I continue to feel that way today. Do I think I would have liked Che personally? Maybe not. There were aspects of his character I didn’t like. There were certainly periods I didn’t like. Overall, I am not personally or philosophically opposed to the idea of a legitimate revolution, historically speaking, when it seems to be the only way forward. I’m saying that very generally. Certainly, I think that the United States has behaved abysmally in its role as a superpower. It has mishandled its power and influence repeatedly in my own life. I have to say that it’s been very negligent, where it’s not been in some cases downright abusive in its relationships with some of our neighbors and our poorer neighbors.

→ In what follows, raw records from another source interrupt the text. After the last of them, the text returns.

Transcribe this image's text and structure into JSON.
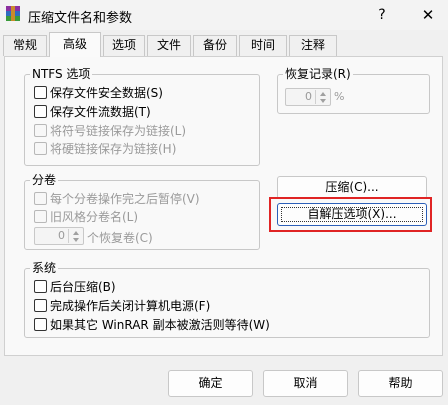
{
  "window": {
    "title": "压缩文件名和参数",
    "help": "?",
    "close": "✕"
  },
  "tabs": [
    "常规",
    "高级",
    "选项",
    "文件",
    "备份",
    "时间",
    "注释"
  ],
  "ntfs": {
    "title": "NTFS 选项",
    "items": [
      {
        "label": "保存文件安全数据(S)",
        "enabled": true
      },
      {
        "label": "保存文件流数据(T)",
        "enabled": true
      },
      {
        "label": "将符号链接保存为链接(L)",
        "enabled": false
      },
      {
        "label": "将硬链接保存为链接(H)",
        "enabled": false
      }
    ]
  },
  "recovery": {
    "title": "恢复记录(R)",
    "value": "0",
    "unit": "%"
  },
  "volume": {
    "title": "分卷",
    "items": [
      {
        "label": "每个分卷操作完之后暂停(V)",
        "enabled": false
      },
      {
        "label": "旧风格分卷名(L)",
        "enabled": false
      }
    ],
    "recovery_value": "0",
    "recovery_label": "个恢复卷(C)"
  },
  "buttons": {
    "compress": "压缩(C)...",
    "sfx": "自解压选项(X)..."
  },
  "system": {
    "title": "系统",
    "items": [
      {
        "label": "后台压缩(B)",
        "enabled": true
      },
      {
        "label": "完成操作后关闭计算机电源(F)",
        "enabled": true
      },
      {
        "label": "如果其它 WinRAR 副本被激活则等待(W)",
        "enabled": true
      }
    ]
  },
  "dialog_buttons": {
    "ok": "确定",
    "cancel": "取消",
    "help": "帮助"
  },
  "colors": {
    "highlight": "#e02424",
    "focus": "#2b5fb8"
  }
}
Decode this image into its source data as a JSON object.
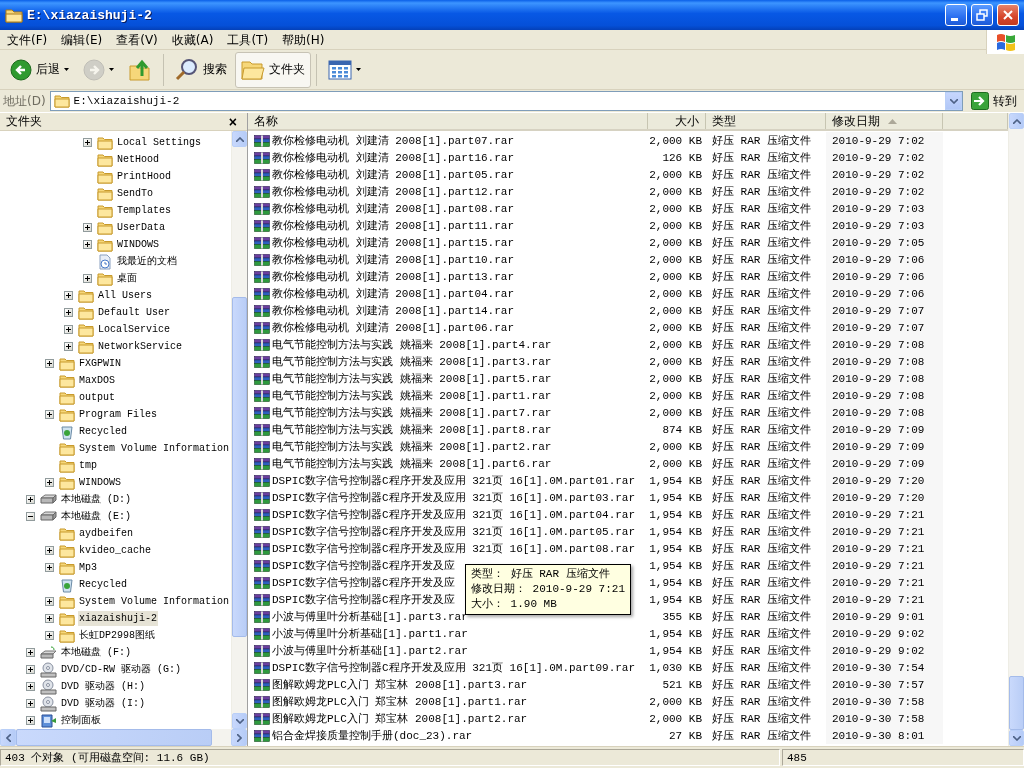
{
  "window": {
    "title": "E:\\xiazaishuji-2"
  },
  "menu": [
    "文件(F)",
    "编辑(E)",
    "查看(V)",
    "收藏(A)",
    "工具(T)",
    "帮助(H)"
  ],
  "toolbar": [
    {
      "kind": "back",
      "label": "后退",
      "disabled": false,
      "selected": false
    },
    {
      "kind": "forward",
      "disabled": true,
      "selected": false
    },
    {
      "kind": "up",
      "disabled": false,
      "selected": false
    },
    {
      "kind": "search",
      "label": "搜索",
      "disabled": false,
      "selected": false
    },
    {
      "kind": "folders",
      "label": "文件夹",
      "disabled": false,
      "selected": true
    },
    {
      "kind": "views",
      "disabled": false,
      "selected": false
    }
  ],
  "address": {
    "label": "地址(D)",
    "value": "E:\\xiazaishuji-2",
    "go": "转到"
  },
  "folders_pane": {
    "title": "文件夹",
    "close": "×",
    "tree": [
      {
        "children": [
          {
            "children": [
              {
                "children": [
                  {
                    "label": "Local Settings",
                    "kind": "folder",
                    "expanded": false,
                    "selected": false
                  },
                  {
                    "label": "NetHood",
                    "kind": "folder",
                    "selected": false
                  },
                  {
                    "label": "PrintHood",
                    "kind": "folder",
                    "selected": false
                  },
                  {
                    "label": "SendTo",
                    "kind": "folder",
                    "selected": false
                  },
                  {
                    "label": "Templates",
                    "kind": "folder",
                    "selected": false
                  },
                  {
                    "label": "UserData",
                    "kind": "folder",
                    "expanded": false,
                    "selected": false
                  },
                  {
                    "label": "WINDOWS",
                    "kind": "folder",
                    "expanded": false,
                    "selected": false
                  },
                  {
                    "label": "我最近的文档",
                    "kind": "recent",
                    "selected": false
                  },
                  {
                    "label": "桌面",
                    "kind": "folder",
                    "expanded": false,
                    "selected": false
                  }
                ]
              },
              {
                "label": "All Users",
                "kind": "folder",
                "expanded": false,
                "selected": false
              },
              {
                "label": "Default User",
                "kind": "folder",
                "expanded": false,
                "selected": false
              },
              {
                "label": "LocalService",
                "kind": "folder",
                "expanded": false,
                "selected": false
              },
              {
                "label": "NetworkService",
                "kind": "folder",
                "expanded": false,
                "selected": false
              }
            ]
          },
          {
            "label": "FXGPWIN",
            "kind": "folder",
            "expanded": false,
            "selected": false
          },
          {
            "label": "MaxDOS",
            "kind": "folder",
            "selected": false
          },
          {
            "label": "output",
            "kind": "folder",
            "selected": false
          },
          {
            "label": "Program Files",
            "kind": "folder",
            "expanded": false,
            "selected": false
          },
          {
            "label": "Recycled",
            "kind": "recycle",
            "selected": false
          },
          {
            "label": "System Volume Information",
            "kind": "folder",
            "selected": false
          },
          {
            "label": "tmp",
            "kind": "folder",
            "selected": false
          },
          {
            "label": "WINDOWS",
            "kind": "folder",
            "expanded": false,
            "selected": false
          }
        ]
      },
      {
        "label": "本地磁盘 (D:)",
        "kind": "drive",
        "expanded": false,
        "selected": false
      },
      {
        "label": "本地磁盘 (E:)",
        "kind": "drive",
        "expanded": true,
        "selected": false,
        "children": [
          {
            "label": "aydbeifen",
            "kind": "folder",
            "selected": false
          },
          {
            "label": "kvideo_cache",
            "kind": "folder",
            "expanded": false,
            "selected": false
          },
          {
            "label": "Mp3",
            "kind": "folder",
            "expanded": false,
            "selected": false
          },
          {
            "label": "Recycled",
            "kind": "recycle",
            "selected": false
          },
          {
            "label": "System Volume Information",
            "kind": "folder",
            "expanded": false,
            "selected": false
          },
          {
            "label": "xiazaishuji-2",
            "kind": "folder",
            "expanded": false,
            "selected": true
          },
          {
            "label": "长虹DP2998图纸",
            "kind": "folder",
            "expanded": false,
            "selected": false
          }
        ]
      },
      {
        "label": "本地磁盘 (F:)",
        "kind": "removable",
        "expanded": false,
        "selected": false
      },
      {
        "label": "DVD/CD-RW 驱动器 (G:)",
        "kind": "dvd",
        "expanded": false,
        "selected": false
      },
      {
        "label": "DVD 驱动器 (H:)",
        "kind": "dvd",
        "expanded": false,
        "selected": false
      },
      {
        "label": "DVD 驱动器 (I:)",
        "kind": "dvd",
        "expanded": false,
        "selected": false
      },
      {
        "label": "控制面板",
        "kind": "control",
        "expanded": false,
        "selected": false
      }
    ]
  },
  "file_list": {
    "columns": [
      {
        "label": "名称",
        "sorted": false
      },
      {
        "label": "大小",
        "sorted": false
      },
      {
        "label": "类型",
        "sorted": false
      },
      {
        "label": "修改日期",
        "sorted": true
      }
    ],
    "rows": [
      {
        "name": "教你检修电动机 刘建清 2008[1].part07.rar",
        "size": "2,000 KB",
        "type": "好压 RAR 压缩文件",
        "modified": "2010-9-29 7:02"
      },
      {
        "name": "教你检修电动机 刘建清 2008[1].part16.rar",
        "size": "126 KB",
        "type": "好压 RAR 压缩文件",
        "modified": "2010-9-29 7:02"
      },
      {
        "name": "教你检修电动机 刘建清 2008[1].part05.rar",
        "size": "2,000 KB",
        "type": "好压 RAR 压缩文件",
        "modified": "2010-9-29 7:02"
      },
      {
        "name": "教你检修电动机 刘建清 2008[1].part12.rar",
        "size": "2,000 KB",
        "type": "好压 RAR 压缩文件",
        "modified": "2010-9-29 7:02"
      },
      {
        "name": "教你检修电动机 刘建清 2008[1].part08.rar",
        "size": "2,000 KB",
        "type": "好压 RAR 压缩文件",
        "modified": "2010-9-29 7:03"
      },
      {
        "name": "教你检修电动机 刘建清 2008[1].part11.rar",
        "size": "2,000 KB",
        "type": "好压 RAR 压缩文件",
        "modified": "2010-9-29 7:03"
      },
      {
        "name": "教你检修电动机 刘建清 2008[1].part15.rar",
        "size": "2,000 KB",
        "type": "好压 RAR 压缩文件",
        "modified": "2010-9-29 7:05"
      },
      {
        "name": "教你检修电动机 刘建清 2008[1].part10.rar",
        "size": "2,000 KB",
        "type": "好压 RAR 压缩文件",
        "modified": "2010-9-29 7:06"
      },
      {
        "name": "教你检修电动机 刘建清 2008[1].part13.rar",
        "size": "2,000 KB",
        "type": "好压 RAR 压缩文件",
        "modified": "2010-9-29 7:06"
      },
      {
        "name": "教你检修电动机 刘建清 2008[1].part04.rar",
        "size": "2,000 KB",
        "type": "好压 RAR 压缩文件",
        "modified": "2010-9-29 7:06"
      },
      {
        "name": "教你检修电动机 刘建清 2008[1].part14.rar",
        "size": "2,000 KB",
        "type": "好压 RAR 压缩文件",
        "modified": "2010-9-29 7:07"
      },
      {
        "name": "教你检修电动机 刘建清 2008[1].part06.rar",
        "size": "2,000 KB",
        "type": "好压 RAR 压缩文件",
        "modified": "2010-9-29 7:07"
      },
      {
        "name": "电气节能控制方法与实践 姚福来 2008[1].part4.rar",
        "size": "2,000 KB",
        "type": "好压 RAR 压缩文件",
        "modified": "2010-9-29 7:08"
      },
      {
        "name": "电气节能控制方法与实践 姚福来 2008[1].part3.rar",
        "size": "2,000 KB",
        "type": "好压 RAR 压缩文件",
        "modified": "2010-9-29 7:08"
      },
      {
        "name": "电气节能控制方法与实践 姚福来 2008[1].part5.rar",
        "size": "2,000 KB",
        "type": "好压 RAR 压缩文件",
        "modified": "2010-9-29 7:08"
      },
      {
        "name": "电气节能控制方法与实践 姚福来 2008[1].part1.rar",
        "size": "2,000 KB",
        "type": "好压 RAR 压缩文件",
        "modified": "2010-9-29 7:08"
      },
      {
        "name": "电气节能控制方法与实践 姚福来 2008[1].part7.rar",
        "size": "2,000 KB",
        "type": "好压 RAR 压缩文件",
        "modified": "2010-9-29 7:08"
      },
      {
        "name": "电气节能控制方法与实践 姚福来 2008[1].part8.rar",
        "size": "874 KB",
        "type": "好压 RAR 压缩文件",
        "modified": "2010-9-29 7:09"
      },
      {
        "name": "电气节能控制方法与实践 姚福来 2008[1].part2.rar",
        "size": "2,000 KB",
        "type": "好压 RAR 压缩文件",
        "modified": "2010-9-29 7:09"
      },
      {
        "name": "电气节能控制方法与实践 姚福来 2008[1].part6.rar",
        "size": "2,000 KB",
        "type": "好压 RAR 压缩文件",
        "modified": "2010-9-29 7:09"
      },
      {
        "name": "DSPIC数字信号控制器C程序开发及应用 321页 16[1].0M.part01.rar",
        "size": "1,954 KB",
        "type": "好压 RAR 压缩文件",
        "modified": "2010-9-29 7:20"
      },
      {
        "name": "DSPIC数字信号控制器C程序开发及应用 321页 16[1].0M.part03.rar",
        "size": "1,954 KB",
        "type": "好压 RAR 压缩文件",
        "modified": "2010-9-29 7:20"
      },
      {
        "name": "DSPIC数字信号控制器C程序开发及应用 321页 16[1].0M.part04.rar",
        "size": "1,954 KB",
        "type": "好压 RAR 压缩文件",
        "modified": "2010-9-29 7:21"
      },
      {
        "name": "DSPIC数字信号控制器C程序开发及应用 321页 16[1].0M.part05.rar",
        "size": "1,954 KB",
        "type": "好压 RAR 压缩文件",
        "modified": "2010-9-29 7:21"
      },
      {
        "name": "DSPIC数字信号控制器C程序开发及应用 321页 16[1].0M.part08.rar",
        "size": "1,954 KB",
        "type": "好压 RAR 压缩文件",
        "modified": "2010-9-29 7:21"
      },
      {
        "name": "DSPIC数字信号控制器C程序开发及应",
        "size": "1,954 KB",
        "type": "好压 RAR 压缩文件",
        "modified": "2010-9-29 7:21"
      },
      {
        "name": "DSPIC数字信号控制器C程序开发及应",
        "size": "1,954 KB",
        "type": "好压 RAR 压缩文件",
        "modified": "2010-9-29 7:21"
      },
      {
        "name": "DSPIC数字信号控制器C程序开发及应",
        "size": "1,954 KB",
        "type": "好压 RAR 压缩文件",
        "modified": "2010-9-29 7:21"
      },
      {
        "name": "小波与傅里叶分析基础[1].part3.rar",
        "size": "355 KB",
        "type": "好压 RAR 压缩文件",
        "modified": "2010-9-29 9:01"
      },
      {
        "name": "小波与傅里叶分析基础[1].part1.rar",
        "size": "1,954 KB",
        "type": "好压 RAR 压缩文件",
        "modified": "2010-9-29 9:02"
      },
      {
        "name": "小波与傅里叶分析基础[1].part2.rar",
        "size": "1,954 KB",
        "type": "好压 RAR 压缩文件",
        "modified": "2010-9-29 9:02"
      },
      {
        "name": "DSPIC数字信号控制器C程序开发及应用 321页 16[1].0M.part09.rar",
        "size": "1,030 KB",
        "type": "好压 RAR 压缩文件",
        "modified": "2010-9-30 7:54"
      },
      {
        "name": "图解欧姆龙PLC入门 郑宝林 2008[1].part3.rar",
        "size": "521 KB",
        "type": "好压 RAR 压缩文件",
        "modified": "2010-9-30 7:57"
      },
      {
        "name": "图解欧姆龙PLC入门 郑宝林 2008[1].part1.rar",
        "size": "2,000 KB",
        "type": "好压 RAR 压缩文件",
        "modified": "2010-9-30 7:58"
      },
      {
        "name": "图解欧姆龙PLC入门 郑宝林 2008[1].part2.rar",
        "size": "2,000 KB",
        "type": "好压 RAR 压缩文件",
        "modified": "2010-9-30 7:58"
      },
      {
        "name": "铝合金焊接质量控制手册(doc_23).rar",
        "size": "27 KB",
        "type": "好压 RAR 压缩文件",
        "modified": "2010-9-30 8:01"
      }
    ],
    "tooltip": [
      "类型： 好压 RAR 压缩文件",
      "修改日期： 2010-9-29 7:21",
      "大小： 1.90 MB"
    ]
  },
  "status_bar": [
    "403 个对象 (可用磁盘空间: 11.6 GB)",
    "485"
  ]
}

But it goes beyond Donald Trump. It’s a problem of truly embedded racism and greed, frankly. If those people voted Trump into the White House in order to exclude others, to have more themselves, then you go back to some of Che’s fiery speeches, the one he gave at the U.N. and so on, and you know what? He wasn’t far wrong.

Maybe when I was doing the biography and the first years afterwards, I was seeing him as a historical figure. As time goes on, and I realize the United States itself is not settled in its own skin, that it hasn’t really evolved past civil rights, or we’ve gone forward and we’ve gone backward, and it’s worthwhile taking another harder look. I think we merit really harsh criticism.